Paul A. Reid, Staff Reporter

Patrick Murray, chairman of Jamaica Institution of Engineers (western chapter).
WESTERN BUREAU:
JAMAICAN ENGINEERS had better start getting familiar with the modern technologies of the trade or face the possibility of losing jobs to foreigners when the CARICOM Single Market and Economy (CSME) is fully operational.
Patrick Murray, chairman of the Jamaica Institution of Engineers (JIE) western chapter, is warning that Jamaican engineers, especially those who have been in the profession the longest, must embrace new technologies or they could get left behind.
Murray was delivering the chairman's report at Saturday night's annual dinner of the JIE western chapter held at the Montego River Gardens in Porto Bello, near Montego Bay.
Murray said local engineers "must take full advantage" of the opportunities the CSME offered if they are to move with the times.
CSME
"As engineers, if we don't start meeting and start looking at the changes around us, we are going to be in trouble," he said, adding, "If we sit down in our little department figuring out that our technology is adequate, we might get outbid by someone else in the CSME who can do our work in half the time and, eventually we find ourselves out of a job and not being able to fit into society anymore."
He warned that engineers must not just be "designers of the past, but keep abreast with the technologies that we have right now."
DEVELOP NEW STRATEGIES
Murray stressed that while engineers were involved in designing, "sometimes we need to step away from design and look at the environment itself. We need to meet and to discuss what is going on in the environment and to develop new strategies to deal with the changing environment. I find that some of us are really comfortable with our old methods of designs, our old methods of doing things and it is very difficult for us to get you to even come and discuss new technologies with us.
"This is the challenge that I see coming in the future that we must meet, and we must look at new technologies because the technologies are here," Murray said.
Designing alone is not enough he said, but "engineers figure that design is all that is necessary for their development."

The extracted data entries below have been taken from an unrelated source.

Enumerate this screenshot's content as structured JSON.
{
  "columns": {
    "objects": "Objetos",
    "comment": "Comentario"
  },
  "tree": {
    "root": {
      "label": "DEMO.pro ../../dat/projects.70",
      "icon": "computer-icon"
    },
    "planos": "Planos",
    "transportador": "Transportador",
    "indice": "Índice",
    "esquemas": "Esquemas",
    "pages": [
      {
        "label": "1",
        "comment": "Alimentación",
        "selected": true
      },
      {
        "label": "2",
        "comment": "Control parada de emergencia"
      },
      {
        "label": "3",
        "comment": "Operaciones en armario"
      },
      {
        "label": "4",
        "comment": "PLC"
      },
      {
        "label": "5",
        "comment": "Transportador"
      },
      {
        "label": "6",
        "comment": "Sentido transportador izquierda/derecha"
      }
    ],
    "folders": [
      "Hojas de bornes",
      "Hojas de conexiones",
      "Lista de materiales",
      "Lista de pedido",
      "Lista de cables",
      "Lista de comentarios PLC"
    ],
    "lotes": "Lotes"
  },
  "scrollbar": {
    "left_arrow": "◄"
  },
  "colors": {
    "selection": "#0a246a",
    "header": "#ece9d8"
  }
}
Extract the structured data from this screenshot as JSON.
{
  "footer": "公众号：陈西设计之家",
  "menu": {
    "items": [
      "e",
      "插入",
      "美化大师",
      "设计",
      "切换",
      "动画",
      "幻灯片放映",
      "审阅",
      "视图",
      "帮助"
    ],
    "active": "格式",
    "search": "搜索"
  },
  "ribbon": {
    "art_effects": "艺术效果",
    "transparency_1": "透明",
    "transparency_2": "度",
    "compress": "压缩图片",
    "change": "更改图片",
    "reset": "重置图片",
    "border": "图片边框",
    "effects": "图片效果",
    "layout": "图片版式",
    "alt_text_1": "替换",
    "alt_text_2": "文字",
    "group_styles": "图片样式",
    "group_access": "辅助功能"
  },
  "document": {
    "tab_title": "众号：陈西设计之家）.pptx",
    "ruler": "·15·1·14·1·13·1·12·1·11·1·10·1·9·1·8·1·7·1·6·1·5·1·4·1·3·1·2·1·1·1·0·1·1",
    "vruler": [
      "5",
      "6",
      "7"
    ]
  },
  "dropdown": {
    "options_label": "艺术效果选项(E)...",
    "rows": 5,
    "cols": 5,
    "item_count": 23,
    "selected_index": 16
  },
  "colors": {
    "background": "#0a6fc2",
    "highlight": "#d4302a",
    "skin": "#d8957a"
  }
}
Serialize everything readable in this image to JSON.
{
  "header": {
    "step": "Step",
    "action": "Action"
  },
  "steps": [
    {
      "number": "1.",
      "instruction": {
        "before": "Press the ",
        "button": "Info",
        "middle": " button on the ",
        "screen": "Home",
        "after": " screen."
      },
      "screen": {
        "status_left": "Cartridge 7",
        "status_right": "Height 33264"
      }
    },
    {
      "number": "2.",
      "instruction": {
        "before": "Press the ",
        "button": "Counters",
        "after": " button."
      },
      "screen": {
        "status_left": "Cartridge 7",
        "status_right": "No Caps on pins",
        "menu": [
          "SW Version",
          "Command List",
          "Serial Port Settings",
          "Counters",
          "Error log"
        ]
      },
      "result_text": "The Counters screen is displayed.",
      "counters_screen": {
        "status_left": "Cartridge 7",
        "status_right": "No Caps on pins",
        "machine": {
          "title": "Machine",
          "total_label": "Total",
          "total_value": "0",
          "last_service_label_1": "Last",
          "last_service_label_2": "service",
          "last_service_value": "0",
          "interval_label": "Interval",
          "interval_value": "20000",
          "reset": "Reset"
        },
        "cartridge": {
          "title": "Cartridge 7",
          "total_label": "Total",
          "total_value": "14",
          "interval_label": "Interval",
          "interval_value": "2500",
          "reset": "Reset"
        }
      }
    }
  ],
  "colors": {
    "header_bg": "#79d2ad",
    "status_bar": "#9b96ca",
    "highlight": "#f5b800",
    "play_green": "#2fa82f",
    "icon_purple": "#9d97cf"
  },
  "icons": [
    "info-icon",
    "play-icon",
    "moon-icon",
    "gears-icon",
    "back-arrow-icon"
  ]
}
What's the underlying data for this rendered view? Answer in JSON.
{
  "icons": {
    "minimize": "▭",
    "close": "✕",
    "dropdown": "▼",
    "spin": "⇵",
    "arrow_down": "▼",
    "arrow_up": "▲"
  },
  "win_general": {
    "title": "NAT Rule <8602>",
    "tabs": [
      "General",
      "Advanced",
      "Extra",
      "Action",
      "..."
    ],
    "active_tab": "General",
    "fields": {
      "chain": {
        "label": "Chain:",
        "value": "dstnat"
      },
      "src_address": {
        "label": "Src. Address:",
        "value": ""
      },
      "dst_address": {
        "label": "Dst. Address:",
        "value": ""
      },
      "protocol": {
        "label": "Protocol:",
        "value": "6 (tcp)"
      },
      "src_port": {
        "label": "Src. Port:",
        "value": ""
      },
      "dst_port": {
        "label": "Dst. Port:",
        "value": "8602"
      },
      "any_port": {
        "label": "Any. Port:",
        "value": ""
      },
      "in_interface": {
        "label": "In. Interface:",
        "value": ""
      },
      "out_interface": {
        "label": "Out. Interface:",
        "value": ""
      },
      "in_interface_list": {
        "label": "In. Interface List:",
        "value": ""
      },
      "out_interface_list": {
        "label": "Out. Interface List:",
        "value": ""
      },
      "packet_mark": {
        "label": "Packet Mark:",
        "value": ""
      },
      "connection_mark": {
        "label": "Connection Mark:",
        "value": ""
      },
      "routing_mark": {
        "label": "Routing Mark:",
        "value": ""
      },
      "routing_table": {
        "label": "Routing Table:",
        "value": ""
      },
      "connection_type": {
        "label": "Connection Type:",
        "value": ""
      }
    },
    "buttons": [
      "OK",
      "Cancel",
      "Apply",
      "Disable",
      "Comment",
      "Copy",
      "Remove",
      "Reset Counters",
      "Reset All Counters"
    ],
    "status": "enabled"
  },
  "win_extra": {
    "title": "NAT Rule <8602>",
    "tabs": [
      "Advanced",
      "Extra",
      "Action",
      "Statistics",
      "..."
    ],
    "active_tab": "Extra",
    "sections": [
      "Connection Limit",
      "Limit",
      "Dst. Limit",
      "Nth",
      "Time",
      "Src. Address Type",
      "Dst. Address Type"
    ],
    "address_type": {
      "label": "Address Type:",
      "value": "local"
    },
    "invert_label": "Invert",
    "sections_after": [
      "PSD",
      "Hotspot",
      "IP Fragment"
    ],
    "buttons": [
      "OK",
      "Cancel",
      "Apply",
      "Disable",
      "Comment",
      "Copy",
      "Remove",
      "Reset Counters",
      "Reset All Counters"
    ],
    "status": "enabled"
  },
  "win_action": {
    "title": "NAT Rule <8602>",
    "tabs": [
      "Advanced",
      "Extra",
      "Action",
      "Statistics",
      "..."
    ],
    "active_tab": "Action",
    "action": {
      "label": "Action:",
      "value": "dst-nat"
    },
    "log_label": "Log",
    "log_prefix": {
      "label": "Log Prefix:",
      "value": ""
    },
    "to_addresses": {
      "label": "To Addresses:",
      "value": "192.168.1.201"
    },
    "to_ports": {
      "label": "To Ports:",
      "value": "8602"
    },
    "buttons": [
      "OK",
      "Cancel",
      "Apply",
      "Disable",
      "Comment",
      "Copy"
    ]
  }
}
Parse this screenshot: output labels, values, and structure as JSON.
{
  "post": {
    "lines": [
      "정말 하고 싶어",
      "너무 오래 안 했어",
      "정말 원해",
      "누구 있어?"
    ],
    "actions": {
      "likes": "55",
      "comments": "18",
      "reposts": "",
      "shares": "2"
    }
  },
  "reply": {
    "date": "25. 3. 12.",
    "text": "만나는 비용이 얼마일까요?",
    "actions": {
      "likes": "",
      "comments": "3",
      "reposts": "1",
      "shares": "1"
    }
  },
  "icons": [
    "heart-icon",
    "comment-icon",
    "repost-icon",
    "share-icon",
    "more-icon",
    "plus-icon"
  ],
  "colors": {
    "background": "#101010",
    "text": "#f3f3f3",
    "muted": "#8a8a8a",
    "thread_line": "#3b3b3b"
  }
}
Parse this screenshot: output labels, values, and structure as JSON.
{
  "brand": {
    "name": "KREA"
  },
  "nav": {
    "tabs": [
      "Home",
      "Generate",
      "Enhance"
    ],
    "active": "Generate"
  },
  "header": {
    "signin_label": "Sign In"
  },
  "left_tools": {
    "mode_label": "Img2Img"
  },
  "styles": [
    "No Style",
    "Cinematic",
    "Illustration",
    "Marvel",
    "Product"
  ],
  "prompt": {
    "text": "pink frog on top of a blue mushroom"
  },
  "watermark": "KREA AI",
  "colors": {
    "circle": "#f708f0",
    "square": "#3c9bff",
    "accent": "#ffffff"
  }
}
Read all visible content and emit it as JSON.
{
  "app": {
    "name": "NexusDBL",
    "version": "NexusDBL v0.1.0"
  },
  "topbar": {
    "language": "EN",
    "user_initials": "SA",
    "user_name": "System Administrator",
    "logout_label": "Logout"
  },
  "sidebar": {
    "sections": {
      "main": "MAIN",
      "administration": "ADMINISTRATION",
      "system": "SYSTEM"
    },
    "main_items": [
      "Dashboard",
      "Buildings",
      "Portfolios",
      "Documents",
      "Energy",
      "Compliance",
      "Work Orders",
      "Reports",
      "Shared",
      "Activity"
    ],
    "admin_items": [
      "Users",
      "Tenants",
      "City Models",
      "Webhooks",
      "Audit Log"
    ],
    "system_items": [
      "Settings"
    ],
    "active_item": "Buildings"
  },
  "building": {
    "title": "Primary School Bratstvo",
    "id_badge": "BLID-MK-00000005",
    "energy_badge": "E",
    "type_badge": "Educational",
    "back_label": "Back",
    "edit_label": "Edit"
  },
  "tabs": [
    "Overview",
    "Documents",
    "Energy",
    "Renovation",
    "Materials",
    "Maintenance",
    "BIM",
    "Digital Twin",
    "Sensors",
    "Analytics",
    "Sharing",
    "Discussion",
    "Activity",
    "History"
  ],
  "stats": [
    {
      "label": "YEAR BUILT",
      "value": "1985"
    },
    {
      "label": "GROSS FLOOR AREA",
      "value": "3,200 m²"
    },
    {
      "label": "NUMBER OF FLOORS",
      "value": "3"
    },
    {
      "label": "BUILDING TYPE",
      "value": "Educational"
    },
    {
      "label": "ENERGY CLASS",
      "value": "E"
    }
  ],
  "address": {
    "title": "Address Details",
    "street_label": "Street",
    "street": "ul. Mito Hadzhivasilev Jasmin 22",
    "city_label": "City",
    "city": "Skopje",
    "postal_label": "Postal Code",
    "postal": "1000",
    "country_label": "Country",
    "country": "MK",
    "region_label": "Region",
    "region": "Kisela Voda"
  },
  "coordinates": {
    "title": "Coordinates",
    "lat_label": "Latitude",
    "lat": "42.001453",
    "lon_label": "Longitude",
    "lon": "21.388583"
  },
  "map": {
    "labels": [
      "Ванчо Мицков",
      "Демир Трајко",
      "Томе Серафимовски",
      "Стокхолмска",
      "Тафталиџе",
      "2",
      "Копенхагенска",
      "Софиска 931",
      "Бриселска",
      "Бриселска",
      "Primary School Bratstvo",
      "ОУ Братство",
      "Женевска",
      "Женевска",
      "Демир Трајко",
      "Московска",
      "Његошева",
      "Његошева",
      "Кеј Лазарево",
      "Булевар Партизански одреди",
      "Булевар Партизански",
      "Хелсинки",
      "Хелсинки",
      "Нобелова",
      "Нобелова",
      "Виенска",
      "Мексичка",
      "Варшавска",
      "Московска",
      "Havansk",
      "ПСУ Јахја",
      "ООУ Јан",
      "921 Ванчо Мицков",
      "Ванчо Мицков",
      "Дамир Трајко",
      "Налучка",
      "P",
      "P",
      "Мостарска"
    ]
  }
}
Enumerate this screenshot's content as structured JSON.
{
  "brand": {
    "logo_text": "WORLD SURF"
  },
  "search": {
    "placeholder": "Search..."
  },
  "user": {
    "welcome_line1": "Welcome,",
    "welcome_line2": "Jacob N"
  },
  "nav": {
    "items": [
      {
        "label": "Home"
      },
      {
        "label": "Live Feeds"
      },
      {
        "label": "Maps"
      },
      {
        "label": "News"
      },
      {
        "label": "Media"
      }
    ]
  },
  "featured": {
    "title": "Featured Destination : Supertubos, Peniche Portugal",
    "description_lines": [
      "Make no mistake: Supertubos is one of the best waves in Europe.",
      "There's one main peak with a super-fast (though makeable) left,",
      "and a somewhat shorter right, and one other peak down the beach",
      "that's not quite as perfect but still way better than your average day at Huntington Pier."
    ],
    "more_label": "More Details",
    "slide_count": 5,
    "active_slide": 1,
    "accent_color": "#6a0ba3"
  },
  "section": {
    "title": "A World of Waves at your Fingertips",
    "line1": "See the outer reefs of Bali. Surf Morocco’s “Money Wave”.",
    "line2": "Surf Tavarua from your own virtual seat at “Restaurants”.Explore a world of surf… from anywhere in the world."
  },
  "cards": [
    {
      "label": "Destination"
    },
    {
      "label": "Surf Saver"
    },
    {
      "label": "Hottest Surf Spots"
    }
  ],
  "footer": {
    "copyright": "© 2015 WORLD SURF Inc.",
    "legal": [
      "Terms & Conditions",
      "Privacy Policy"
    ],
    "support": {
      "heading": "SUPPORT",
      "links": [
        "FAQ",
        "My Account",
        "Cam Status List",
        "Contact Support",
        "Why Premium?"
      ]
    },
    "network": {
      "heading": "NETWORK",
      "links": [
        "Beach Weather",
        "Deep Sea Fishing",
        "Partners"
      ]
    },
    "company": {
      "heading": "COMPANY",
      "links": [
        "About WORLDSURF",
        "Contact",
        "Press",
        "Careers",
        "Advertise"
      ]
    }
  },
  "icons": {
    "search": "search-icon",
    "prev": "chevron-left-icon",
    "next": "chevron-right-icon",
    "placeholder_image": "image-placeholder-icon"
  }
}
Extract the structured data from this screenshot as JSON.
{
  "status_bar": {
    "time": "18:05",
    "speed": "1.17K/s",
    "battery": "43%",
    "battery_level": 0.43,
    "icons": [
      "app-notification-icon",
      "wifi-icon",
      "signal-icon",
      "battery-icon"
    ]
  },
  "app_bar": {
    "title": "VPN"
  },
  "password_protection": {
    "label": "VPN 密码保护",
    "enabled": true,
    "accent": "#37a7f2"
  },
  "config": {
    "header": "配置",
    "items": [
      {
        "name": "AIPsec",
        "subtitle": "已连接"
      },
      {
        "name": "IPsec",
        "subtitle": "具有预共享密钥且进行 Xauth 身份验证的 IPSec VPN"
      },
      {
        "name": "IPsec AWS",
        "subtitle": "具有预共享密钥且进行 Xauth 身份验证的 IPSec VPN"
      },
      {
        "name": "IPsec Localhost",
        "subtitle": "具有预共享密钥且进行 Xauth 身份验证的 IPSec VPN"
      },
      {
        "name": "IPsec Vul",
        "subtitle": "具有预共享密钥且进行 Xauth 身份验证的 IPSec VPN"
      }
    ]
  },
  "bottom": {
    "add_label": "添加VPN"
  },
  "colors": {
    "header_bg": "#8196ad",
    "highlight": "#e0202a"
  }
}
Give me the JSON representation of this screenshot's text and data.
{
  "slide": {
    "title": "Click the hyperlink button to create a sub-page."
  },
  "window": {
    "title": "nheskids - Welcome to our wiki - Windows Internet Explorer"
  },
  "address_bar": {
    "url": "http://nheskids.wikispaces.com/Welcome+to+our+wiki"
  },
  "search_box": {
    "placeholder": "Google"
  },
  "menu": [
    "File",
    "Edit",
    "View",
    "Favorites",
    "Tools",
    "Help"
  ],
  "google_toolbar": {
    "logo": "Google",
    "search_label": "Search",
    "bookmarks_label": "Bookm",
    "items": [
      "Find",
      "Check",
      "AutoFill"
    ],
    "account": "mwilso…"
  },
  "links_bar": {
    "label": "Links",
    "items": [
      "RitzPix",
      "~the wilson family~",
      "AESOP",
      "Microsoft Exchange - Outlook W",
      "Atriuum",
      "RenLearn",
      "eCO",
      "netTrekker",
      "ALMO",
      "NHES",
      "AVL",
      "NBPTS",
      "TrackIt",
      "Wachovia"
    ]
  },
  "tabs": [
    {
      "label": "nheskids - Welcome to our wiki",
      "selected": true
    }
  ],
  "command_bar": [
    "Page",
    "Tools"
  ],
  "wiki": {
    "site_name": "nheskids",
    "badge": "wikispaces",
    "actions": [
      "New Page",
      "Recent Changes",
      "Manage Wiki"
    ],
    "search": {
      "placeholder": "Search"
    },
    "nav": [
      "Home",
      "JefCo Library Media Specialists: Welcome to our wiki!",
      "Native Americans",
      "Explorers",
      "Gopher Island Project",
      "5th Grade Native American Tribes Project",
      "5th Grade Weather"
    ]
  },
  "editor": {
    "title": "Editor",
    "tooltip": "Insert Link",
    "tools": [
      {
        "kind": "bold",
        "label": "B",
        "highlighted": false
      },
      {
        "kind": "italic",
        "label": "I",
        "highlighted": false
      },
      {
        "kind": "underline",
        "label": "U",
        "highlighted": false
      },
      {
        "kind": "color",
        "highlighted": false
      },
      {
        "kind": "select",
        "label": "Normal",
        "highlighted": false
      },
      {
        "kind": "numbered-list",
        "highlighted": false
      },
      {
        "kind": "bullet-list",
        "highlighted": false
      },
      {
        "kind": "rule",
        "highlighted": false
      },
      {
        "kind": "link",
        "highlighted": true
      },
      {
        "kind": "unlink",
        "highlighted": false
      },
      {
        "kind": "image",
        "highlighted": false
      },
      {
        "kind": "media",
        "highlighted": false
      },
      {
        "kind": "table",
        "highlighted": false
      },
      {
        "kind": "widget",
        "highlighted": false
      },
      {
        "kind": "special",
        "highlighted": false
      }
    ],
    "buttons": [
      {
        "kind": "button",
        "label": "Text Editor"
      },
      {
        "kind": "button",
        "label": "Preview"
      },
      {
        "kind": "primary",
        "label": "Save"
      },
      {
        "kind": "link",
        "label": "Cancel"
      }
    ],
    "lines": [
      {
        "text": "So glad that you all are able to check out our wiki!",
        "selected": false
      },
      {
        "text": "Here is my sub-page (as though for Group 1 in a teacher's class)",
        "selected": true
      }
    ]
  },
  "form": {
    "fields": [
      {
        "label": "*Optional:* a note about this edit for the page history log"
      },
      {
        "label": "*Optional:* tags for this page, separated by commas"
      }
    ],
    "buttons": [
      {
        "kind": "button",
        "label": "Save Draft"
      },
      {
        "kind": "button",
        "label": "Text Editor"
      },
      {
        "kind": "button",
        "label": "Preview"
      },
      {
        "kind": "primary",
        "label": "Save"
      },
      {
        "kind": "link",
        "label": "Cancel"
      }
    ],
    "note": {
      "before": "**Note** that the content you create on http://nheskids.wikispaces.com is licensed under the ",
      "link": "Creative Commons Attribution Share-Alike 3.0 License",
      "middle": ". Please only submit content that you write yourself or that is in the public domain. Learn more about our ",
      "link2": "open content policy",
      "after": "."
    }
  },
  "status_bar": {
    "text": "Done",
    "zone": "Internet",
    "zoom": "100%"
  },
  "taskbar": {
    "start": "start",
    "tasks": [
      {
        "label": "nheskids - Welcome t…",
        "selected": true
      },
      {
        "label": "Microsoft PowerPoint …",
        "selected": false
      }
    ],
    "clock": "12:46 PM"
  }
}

Mr. Murray told the gathering that for the profession to develop, more expositions and technical presentations must be made. "One of the problems with our engineers is that we can be a little lackadaisical in terms of making presentations, and this is why I am trying to encourage them, even at a small level to start presenting technical papers among ourselves, and once we start to do that, then we can grow from strength to strength."